Currently, we have an enormous effort invested in our silicon architecture. We seem to be hitting limitations to silicon and they seem to be making a large bet on Quantum computers to eventually allow them to proceed. But, if quantum algorithms take a long time to have useful implementations then we have a local maxima where quantum computers aren't close enough to implement without investing a massive amount of money and that silicon just becomes cheaper and cheaper. When Intel finally reaches the limit of traditional computing that doesn't mean that it won't stop being cheaper.
Intel, IBM, Microsoft, DWave, Google and other companies have small bets on quantum computer engineering strategies that may or may not pay off. Also there seems to be a bunch of researchers publishing more and more papers on the theory of quantum algorithms. There are cross collaborations with academia on quantum computation (and they are basically what the research institutions work with the quantum engineering departments in those companies).

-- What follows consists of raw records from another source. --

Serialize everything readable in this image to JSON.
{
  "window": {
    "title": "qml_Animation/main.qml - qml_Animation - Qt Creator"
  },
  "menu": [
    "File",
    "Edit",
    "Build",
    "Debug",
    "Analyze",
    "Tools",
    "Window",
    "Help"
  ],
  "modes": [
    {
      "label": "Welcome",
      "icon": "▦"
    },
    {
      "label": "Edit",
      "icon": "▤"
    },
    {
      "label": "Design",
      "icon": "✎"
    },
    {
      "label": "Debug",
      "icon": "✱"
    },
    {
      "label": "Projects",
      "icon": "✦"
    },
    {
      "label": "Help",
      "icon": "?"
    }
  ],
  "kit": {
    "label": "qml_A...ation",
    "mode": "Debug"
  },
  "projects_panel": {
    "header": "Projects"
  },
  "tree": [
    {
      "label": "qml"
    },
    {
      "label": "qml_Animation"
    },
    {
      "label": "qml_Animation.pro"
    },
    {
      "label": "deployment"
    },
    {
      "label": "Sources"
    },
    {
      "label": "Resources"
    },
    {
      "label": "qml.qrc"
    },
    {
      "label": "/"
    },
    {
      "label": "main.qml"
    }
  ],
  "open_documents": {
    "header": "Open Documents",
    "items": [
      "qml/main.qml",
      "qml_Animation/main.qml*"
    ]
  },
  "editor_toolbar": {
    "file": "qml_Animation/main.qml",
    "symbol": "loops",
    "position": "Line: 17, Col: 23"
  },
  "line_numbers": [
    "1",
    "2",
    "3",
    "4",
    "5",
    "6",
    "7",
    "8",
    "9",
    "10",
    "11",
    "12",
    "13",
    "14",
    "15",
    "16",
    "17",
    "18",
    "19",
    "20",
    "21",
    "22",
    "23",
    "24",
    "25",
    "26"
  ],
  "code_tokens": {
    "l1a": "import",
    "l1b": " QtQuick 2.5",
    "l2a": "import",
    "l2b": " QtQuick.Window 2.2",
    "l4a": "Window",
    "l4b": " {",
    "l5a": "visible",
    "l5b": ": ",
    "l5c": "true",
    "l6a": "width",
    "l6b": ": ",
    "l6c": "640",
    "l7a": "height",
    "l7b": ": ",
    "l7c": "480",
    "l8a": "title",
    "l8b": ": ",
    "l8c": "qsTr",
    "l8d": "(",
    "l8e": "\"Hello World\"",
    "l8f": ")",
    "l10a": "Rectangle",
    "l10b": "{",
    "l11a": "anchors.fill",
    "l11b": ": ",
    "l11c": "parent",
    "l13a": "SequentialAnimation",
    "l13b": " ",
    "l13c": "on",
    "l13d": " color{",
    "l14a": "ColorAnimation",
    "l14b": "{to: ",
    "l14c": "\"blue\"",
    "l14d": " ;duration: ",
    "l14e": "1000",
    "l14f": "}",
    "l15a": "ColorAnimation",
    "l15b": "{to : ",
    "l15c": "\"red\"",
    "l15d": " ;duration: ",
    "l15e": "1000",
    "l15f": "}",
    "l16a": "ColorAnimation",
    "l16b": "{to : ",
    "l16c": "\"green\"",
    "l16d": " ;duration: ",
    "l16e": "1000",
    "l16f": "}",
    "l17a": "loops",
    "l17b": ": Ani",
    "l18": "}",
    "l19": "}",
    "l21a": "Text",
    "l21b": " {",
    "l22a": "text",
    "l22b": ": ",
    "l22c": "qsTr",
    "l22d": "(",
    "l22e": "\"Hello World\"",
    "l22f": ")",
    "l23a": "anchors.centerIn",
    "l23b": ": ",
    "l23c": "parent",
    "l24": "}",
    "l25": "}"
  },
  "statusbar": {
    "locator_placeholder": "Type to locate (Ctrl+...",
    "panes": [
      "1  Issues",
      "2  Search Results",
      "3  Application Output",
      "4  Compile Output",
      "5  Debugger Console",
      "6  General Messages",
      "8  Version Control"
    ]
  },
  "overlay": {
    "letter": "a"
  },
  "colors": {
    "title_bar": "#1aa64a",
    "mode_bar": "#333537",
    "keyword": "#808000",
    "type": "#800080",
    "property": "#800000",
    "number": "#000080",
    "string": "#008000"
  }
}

If we find that quantum computers can only speed up computations in the limited set of algorithms then they will probably end up as accelerator cards attached to traditional computers. I expect a order of magnitude of inefficiency to translate problems or do work on quantum computers. Either due to interconnecting or the way that we will figure out to operate them. So we will see these systems relegated to supercomputer workloads.
On the algorithms side, funding the research of quantum algorithms will probably dry up in the way that string theory research has.
Hopefully we will see a large breakthrough that will make quantum computers feasible. From my reading of the research it seems like Topological Quantum Computers have the best chance.